愛する事も愛される事上手く出来ないまま、深海の底から揺らめく何かに縋りながら息をする。僕達はつくづく不器用にしか生きていけないだなと思った。
これが現実逃避にしかならない事はちゃんと分かっている。それでも、彼女が少しでも僕の手を受け止めてくれるのなら僕は最期まで君の為に生きていたい。そう願った。

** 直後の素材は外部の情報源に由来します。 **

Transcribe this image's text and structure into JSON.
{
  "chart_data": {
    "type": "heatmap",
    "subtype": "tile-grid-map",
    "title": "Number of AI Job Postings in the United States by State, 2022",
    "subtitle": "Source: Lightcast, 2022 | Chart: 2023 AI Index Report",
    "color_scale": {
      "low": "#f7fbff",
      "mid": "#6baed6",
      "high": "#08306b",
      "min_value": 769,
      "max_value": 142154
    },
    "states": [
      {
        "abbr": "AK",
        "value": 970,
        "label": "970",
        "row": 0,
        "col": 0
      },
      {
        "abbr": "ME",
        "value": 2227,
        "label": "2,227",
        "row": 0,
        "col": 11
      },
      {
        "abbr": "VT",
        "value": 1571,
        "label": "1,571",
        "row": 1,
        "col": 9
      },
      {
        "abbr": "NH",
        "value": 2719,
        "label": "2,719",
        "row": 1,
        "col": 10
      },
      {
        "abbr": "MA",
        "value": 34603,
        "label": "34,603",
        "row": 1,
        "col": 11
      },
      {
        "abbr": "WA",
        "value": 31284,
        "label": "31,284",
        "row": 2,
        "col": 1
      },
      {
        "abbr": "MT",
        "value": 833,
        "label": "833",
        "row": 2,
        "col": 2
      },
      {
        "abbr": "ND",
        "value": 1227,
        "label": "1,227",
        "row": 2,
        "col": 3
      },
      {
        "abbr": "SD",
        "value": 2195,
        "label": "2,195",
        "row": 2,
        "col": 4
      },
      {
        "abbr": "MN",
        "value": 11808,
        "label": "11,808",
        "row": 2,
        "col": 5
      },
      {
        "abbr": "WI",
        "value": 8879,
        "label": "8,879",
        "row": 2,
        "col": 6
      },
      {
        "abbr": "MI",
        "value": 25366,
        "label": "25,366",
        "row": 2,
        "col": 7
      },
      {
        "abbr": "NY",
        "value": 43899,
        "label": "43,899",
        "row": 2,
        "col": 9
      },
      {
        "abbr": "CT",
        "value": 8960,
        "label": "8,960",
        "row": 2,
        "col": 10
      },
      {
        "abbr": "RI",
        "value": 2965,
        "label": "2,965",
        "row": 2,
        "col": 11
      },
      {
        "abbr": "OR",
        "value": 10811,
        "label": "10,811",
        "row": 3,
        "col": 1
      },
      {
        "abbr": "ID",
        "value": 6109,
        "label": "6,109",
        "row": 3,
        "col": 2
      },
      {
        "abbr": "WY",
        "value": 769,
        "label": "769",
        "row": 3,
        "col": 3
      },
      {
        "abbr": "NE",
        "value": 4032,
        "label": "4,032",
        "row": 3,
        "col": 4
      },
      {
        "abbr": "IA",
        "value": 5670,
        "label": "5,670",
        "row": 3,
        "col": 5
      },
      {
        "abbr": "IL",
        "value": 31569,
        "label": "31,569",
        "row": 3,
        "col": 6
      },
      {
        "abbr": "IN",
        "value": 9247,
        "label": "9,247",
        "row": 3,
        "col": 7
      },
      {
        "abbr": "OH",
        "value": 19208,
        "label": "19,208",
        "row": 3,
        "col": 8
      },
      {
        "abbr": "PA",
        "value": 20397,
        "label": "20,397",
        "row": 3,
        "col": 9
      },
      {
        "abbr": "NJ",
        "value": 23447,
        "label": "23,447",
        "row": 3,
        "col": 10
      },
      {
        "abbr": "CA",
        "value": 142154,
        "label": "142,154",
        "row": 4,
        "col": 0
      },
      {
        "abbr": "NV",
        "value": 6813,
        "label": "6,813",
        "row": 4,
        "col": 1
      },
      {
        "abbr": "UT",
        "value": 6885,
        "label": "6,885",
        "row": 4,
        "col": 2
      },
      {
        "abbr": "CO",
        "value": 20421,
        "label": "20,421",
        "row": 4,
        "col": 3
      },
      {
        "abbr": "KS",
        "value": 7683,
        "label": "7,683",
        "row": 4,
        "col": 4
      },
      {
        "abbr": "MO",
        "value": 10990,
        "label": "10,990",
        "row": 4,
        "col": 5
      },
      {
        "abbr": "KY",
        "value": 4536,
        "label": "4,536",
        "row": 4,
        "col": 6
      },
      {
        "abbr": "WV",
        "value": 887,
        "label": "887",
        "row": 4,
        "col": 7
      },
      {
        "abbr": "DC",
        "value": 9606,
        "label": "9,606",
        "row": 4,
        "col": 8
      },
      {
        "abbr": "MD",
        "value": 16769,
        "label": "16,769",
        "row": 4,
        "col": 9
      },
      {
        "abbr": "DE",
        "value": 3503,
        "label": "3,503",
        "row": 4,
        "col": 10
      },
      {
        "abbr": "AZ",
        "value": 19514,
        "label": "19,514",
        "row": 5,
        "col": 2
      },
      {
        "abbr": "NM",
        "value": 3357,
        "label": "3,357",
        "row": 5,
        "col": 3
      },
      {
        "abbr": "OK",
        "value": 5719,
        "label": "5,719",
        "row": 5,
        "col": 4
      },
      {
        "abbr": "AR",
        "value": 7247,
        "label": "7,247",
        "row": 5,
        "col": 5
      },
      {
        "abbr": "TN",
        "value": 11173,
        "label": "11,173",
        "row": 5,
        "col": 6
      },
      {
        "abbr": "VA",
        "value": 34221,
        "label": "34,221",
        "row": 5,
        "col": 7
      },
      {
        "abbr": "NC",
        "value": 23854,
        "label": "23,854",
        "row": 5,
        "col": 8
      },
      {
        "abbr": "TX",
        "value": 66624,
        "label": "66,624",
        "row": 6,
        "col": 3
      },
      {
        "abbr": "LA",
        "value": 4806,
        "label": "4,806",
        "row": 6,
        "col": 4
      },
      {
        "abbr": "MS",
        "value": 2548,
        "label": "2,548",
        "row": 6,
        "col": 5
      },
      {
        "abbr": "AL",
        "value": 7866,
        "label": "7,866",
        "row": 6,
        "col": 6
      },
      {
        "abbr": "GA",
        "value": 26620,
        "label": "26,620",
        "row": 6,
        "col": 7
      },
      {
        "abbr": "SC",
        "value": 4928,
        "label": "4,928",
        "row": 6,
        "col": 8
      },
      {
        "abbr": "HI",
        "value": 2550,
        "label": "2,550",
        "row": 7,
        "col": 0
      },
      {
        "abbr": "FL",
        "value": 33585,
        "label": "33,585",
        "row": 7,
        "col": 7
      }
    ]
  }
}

「私、弱虫でだめだめなの。茅尋の優しさに甘えちゃうような狡い奴なの。」
エンドロールに掻き消されそうな小さな声で要が呟いた。
「うん」
「きっと苦しいよ、一緒にいたら。」
「そんなことないさ」
「きっと好きにならないよ…?」
「いいよ」
「また茅尋を置いて一人でどこかに行っちゃうかも。」
「その時は全力で追いかけてみせるよ」
「…ばか。」
「独りにしないって言ったでしょ」
そう言って僕は少しだけ笑って見せた。
「ねぇ、茅尋。」
「ん?」
「どんなに酷くて狡い私でも、泡になっちゃっても好きでいてくれる?」
「もちろん」
「…信じるね、その言葉。」
彼女はそう言って、唇を優しく奪った。
僕の人生の中で一番残酷で、切なくて、甘いキスだった。